ECLI:NL:RBDHA:2020:9842
Rechtbank Den Haag
- Beschikking
- J.Th.W. van Ravenstein
- M. Corver
- Rechtspraak.nl
Echtscheiding en erkenning van huwelijk gesloten in Eritrea
In deze zaak heeft de Rechtbank Den Haag op 8 juni 2020 een beschikking gegeven in een echtscheidingsprocedure tussen een vrouw met Eritrese nationaliteit en een man wiens nationaliteit onbekend is. De vrouw heeft op 29 januari 2020 een verzoekschrift ingediend tot echtscheiding, waarbij zij stelde dat het huwelijk met de man op [huwelijksdatum] 2013 in Eritrea rechtsgeldig is gesloten. De rechtbank heeft vastgesteld dat de vrouw op het moment van indiening van het verzoekschrift in Nederland woonde en dat de Nederlandse rechter rechtsmacht heeft om over het verzoek tot echtscheiding te oordelen. De rechtbank heeft de rechtsgeldigheid van het huwelijk beoordeeld op basis van de door de vrouw overgelegde documenten, waaronder een huwelijksakte en rapporten van de Immigratie- en Naturalisatiedienst (IND).
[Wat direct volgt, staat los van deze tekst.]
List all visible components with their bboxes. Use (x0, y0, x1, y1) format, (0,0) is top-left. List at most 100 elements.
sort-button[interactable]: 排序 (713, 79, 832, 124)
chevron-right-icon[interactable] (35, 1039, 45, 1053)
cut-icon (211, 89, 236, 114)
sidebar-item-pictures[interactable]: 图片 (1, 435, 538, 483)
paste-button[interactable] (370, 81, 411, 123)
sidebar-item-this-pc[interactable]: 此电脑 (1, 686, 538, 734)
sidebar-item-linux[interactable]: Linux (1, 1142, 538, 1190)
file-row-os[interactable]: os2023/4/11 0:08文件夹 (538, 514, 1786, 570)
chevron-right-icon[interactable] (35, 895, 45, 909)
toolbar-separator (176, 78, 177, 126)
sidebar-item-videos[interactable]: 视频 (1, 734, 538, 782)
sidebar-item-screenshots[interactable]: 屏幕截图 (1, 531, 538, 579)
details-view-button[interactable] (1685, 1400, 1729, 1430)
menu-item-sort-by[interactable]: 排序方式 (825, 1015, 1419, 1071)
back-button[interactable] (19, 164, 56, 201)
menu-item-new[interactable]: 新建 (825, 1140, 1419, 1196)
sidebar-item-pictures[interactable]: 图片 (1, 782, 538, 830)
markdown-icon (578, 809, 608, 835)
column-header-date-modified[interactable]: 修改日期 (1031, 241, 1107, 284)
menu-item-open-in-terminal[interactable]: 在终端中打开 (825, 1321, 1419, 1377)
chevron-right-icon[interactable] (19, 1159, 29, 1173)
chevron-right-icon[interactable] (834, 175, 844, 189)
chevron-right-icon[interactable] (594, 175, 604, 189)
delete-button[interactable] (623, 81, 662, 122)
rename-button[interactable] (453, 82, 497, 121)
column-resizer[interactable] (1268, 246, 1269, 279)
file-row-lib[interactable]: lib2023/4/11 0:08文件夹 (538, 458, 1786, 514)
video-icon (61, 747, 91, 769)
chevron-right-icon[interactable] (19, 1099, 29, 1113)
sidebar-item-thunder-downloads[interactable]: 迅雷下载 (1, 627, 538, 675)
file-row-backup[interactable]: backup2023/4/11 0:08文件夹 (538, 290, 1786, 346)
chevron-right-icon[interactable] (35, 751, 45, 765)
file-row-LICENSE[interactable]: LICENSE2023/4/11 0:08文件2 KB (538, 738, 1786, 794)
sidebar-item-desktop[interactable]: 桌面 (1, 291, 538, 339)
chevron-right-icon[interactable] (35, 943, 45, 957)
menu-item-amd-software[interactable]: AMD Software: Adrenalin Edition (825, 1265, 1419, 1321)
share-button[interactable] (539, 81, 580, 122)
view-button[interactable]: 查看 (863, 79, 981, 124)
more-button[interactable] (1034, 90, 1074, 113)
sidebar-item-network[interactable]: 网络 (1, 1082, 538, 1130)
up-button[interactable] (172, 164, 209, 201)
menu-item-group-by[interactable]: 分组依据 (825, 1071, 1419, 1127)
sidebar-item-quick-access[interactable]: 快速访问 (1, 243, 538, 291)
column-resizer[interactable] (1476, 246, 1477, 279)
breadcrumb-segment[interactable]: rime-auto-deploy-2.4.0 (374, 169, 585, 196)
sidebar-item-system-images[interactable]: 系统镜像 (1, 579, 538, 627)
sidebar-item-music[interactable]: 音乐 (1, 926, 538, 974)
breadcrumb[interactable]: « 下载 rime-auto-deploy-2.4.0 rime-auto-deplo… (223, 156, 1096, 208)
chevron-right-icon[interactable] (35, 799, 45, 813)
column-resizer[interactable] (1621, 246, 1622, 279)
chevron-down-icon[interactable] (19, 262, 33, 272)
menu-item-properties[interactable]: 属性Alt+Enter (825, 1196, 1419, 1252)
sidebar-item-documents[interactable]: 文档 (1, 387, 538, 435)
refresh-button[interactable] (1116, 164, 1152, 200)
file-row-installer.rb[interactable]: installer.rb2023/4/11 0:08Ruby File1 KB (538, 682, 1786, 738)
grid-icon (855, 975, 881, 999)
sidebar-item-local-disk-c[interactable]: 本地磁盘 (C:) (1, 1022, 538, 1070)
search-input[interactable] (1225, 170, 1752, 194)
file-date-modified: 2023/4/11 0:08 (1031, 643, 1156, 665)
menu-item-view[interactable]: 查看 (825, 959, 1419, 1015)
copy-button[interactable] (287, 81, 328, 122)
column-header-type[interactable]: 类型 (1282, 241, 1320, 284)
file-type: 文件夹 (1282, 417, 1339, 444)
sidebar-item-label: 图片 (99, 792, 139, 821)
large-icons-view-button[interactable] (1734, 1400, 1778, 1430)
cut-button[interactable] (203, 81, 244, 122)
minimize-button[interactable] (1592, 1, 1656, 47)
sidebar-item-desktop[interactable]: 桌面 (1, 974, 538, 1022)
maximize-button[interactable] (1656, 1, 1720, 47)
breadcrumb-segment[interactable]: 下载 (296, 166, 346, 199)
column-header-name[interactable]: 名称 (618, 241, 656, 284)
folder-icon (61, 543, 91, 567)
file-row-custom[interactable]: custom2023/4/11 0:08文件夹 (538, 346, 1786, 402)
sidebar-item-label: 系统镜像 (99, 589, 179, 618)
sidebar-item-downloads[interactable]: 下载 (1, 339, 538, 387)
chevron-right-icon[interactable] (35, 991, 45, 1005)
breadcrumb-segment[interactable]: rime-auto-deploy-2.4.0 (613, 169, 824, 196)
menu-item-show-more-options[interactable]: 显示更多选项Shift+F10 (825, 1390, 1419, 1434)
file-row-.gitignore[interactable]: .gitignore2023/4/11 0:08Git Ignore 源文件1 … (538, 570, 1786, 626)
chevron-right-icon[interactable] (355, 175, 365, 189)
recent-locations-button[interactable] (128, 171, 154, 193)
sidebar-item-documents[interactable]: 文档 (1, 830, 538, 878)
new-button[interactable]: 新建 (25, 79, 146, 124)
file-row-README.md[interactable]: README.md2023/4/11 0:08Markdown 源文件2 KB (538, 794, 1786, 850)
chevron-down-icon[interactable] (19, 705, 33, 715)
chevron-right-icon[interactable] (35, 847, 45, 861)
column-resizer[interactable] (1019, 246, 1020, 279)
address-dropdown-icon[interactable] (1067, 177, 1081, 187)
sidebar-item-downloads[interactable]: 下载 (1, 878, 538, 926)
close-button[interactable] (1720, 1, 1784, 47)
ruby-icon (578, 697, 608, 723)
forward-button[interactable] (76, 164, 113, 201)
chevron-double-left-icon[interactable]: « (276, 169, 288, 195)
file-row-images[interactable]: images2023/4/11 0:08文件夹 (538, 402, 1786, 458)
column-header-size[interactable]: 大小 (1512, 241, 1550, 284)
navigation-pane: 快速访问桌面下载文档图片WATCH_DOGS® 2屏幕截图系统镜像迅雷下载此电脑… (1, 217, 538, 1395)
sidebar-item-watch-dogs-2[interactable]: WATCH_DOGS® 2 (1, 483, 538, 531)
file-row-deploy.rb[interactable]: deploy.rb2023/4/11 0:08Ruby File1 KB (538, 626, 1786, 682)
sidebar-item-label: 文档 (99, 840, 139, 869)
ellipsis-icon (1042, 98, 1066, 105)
De rechtbank concludeert dat het huwelijk in Eritrea rechtsgeldig is en dat het ook in Nederland erkend moet worden. Daarnaast heeft de vrouw verzocht om de hoofdverblijfplaats van het minderjarige kind bij haar te bepalen. De rechtbank heeft geoordeeld dat de hoofdverblijfplaats van de minderjarige in Nederland is en heeft het verzoek van de vrouw toegewezen. De rechtbank spreekt de echtscheiding uit en bepaalt dat de minderjarige bij de vrouw zal wonen. De beschikking is openbaar uitgesproken en kan door de partijen in hoger beroep worden aangevochten binnen de gestelde termijn.